We were merely gawkers at a band practice as they honed their chops after a 12-year hiatus to ready themselves for an official coming out in a couple of weeks at the Coachella music festival in California, which then gives way to a proper tour in the world's major centres.
But we knew it. We wanted it. And we loved every minute of it.
From the moment the quartet took the stage and launched into a brash cantankerous version of Bone Machine, it was game-on.
Frontman Frank Black (known in the heyday as Black Francis) screeching and growling poetic fragments like bloody shrapnel. His female yang Kim Deal, the picture of sexy cool, clad in black and banging out her baseline while sweetly harmonizing with Black's bully bark.
Guitarist Joey Santiago and drummer David Lovering adding their angry instrumentation to the glorious din.
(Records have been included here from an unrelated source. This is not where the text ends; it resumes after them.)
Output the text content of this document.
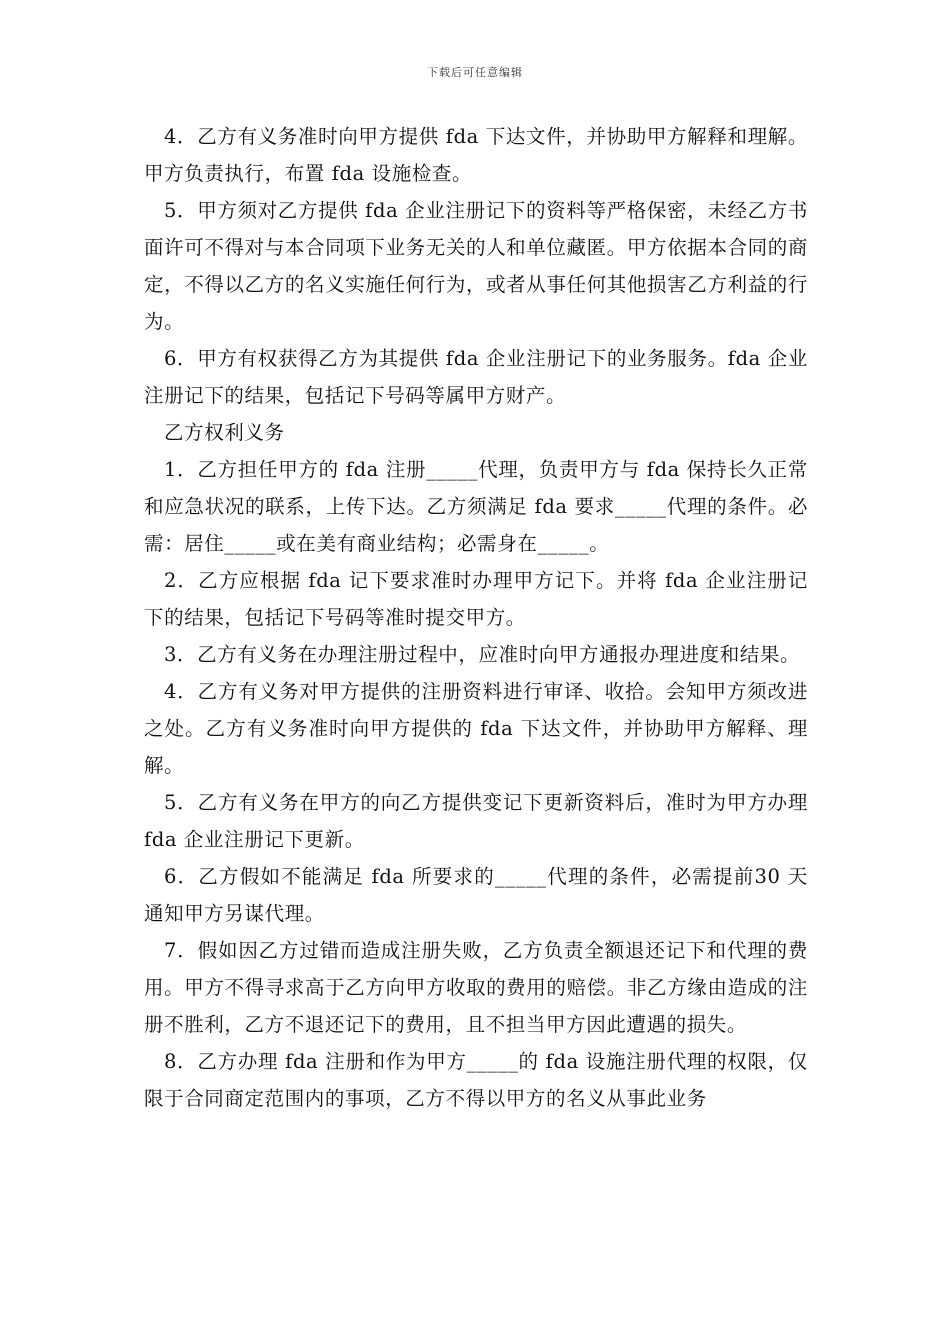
下载后可任意编辑

4．乙方有义务准时向甲方提供 fda 下达文件，并协助甲方解释和理解。甲方负责执行，布置 fda 设施检查。

5．甲方须对乙方提供 fda 企业注册记下的资料等严格保密，未经乙方书面许可不得对与本合同项下业务无关的人和单位藏匿。甲方依据本合同的商定，不得以乙方的名义实施任何行为，或者从事任何其他损害乙方利益的行为。

6．甲方有权获得乙方为其提供 fda 企业注册记下的业务服务。fda 企业注册记下的结果，包括记下号码等属甲方财产。

乙方权利义务

1．乙方担任甲方的 fda 注册_____代理，负责甲方与 fda 保持长久正常和应急状况的联系，上传下达。乙方须满足 fda 要求_____代理的条件。必需：居住_____或在美有商业结构；必需身在_____。

2．乙方应根据 fda 记下要求准时办理甲方记下。并将 fda 企业注册记下的结果，包括记下号码等准时提交甲方。

3．乙方有义务在办理注册过程中，应准时向甲方通报办理进度和结果。

4．乙方有义务对甲方提供的注册资料进行审译、收拾。会知甲方须改进之处。乙方有义务准时向甲方提供的 fda 下达文件，并协助甲方解释、理解。

5．乙方有义务在甲方的向乙方提供变记下更新资料后，准时为甲方办理 fda 企业注册记下更新。

6．乙方假如不能满足 fda 所要求的_____代理的条件，必需提前30 天通知甲方另谋代理。

7．假如因乙方过错而造成注册失败，乙方负责全额退还记下和代理的费用。甲方不得寻求高于乙方向甲方收取的费用的赔偿。非乙方缘由造成的注册不胜利，乙方不退还记下的费用，且不担当甲方因此遭遇的损失。

8．乙方办理 fda 注册和作为甲方_____的 fda 设施注册代理的权限，仅限于合同商定范围内的事项，乙方不得以甲方的名义从事此业务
It was a wonderful sight to see the four sharing a stage, working their magic and even at times having fun such as during a version of the silly and pretty La La Love You.
It was wonderful to hear alt-rock masterpieces such as Cactus, U-Mass and Debaser played the way they were meant to be -- a decade later but neither slowed nor dulled by time one little bit.
Maybe some of the young punk energy has left the 40-something frames of those playing the songs -- there was little by way of movement and less by way of audience interaction -- but out of those singers, out of those mouths, came the same Boston band changing music in the late '80s.
Monkey Gone to Heaven, Broken Face, Nimrod's Sun -- gem after gem was hammered out almost as a defiant middle-finger to those who would dare dismiss it as mere nostalgia.
Sure, maybe some of the aging hipsters in attendance singing along to Wave of Mutilation and Here Comes Your Man were there for a reminder of what they once were.
And maybe some of the younger audience members were partially there for a piece of what they unfortunately miss.
But ultimately everyone was there to be used. Used and abused by one of the best. We were. They were. What a wonderful thing.
As a bonus, local one-man band Chad Van Gaalen was a surprisingly appropriate opener for the big show. He may have been playing to a half-empty room -- thanks in large part to a Flames Game 7, and the fact that, for this show, the bar and the bar service and a TV tuned to CBC were located outside of the hall -- but he did an incredible job of filling the room and engaging the audience all by his lonesome.
Like a less-dour, less-indulgent Hayden, Van Gaalen built surprisingly luminous and moody folk rock songs -- including a pretty superb cover of Bruce Springsteen's Dancing in the Dark -- with his harmonica, drum, guitar and voice.
It wasn't overwhelming but considering who he was opening for, anything more would have been entirely unnecessary.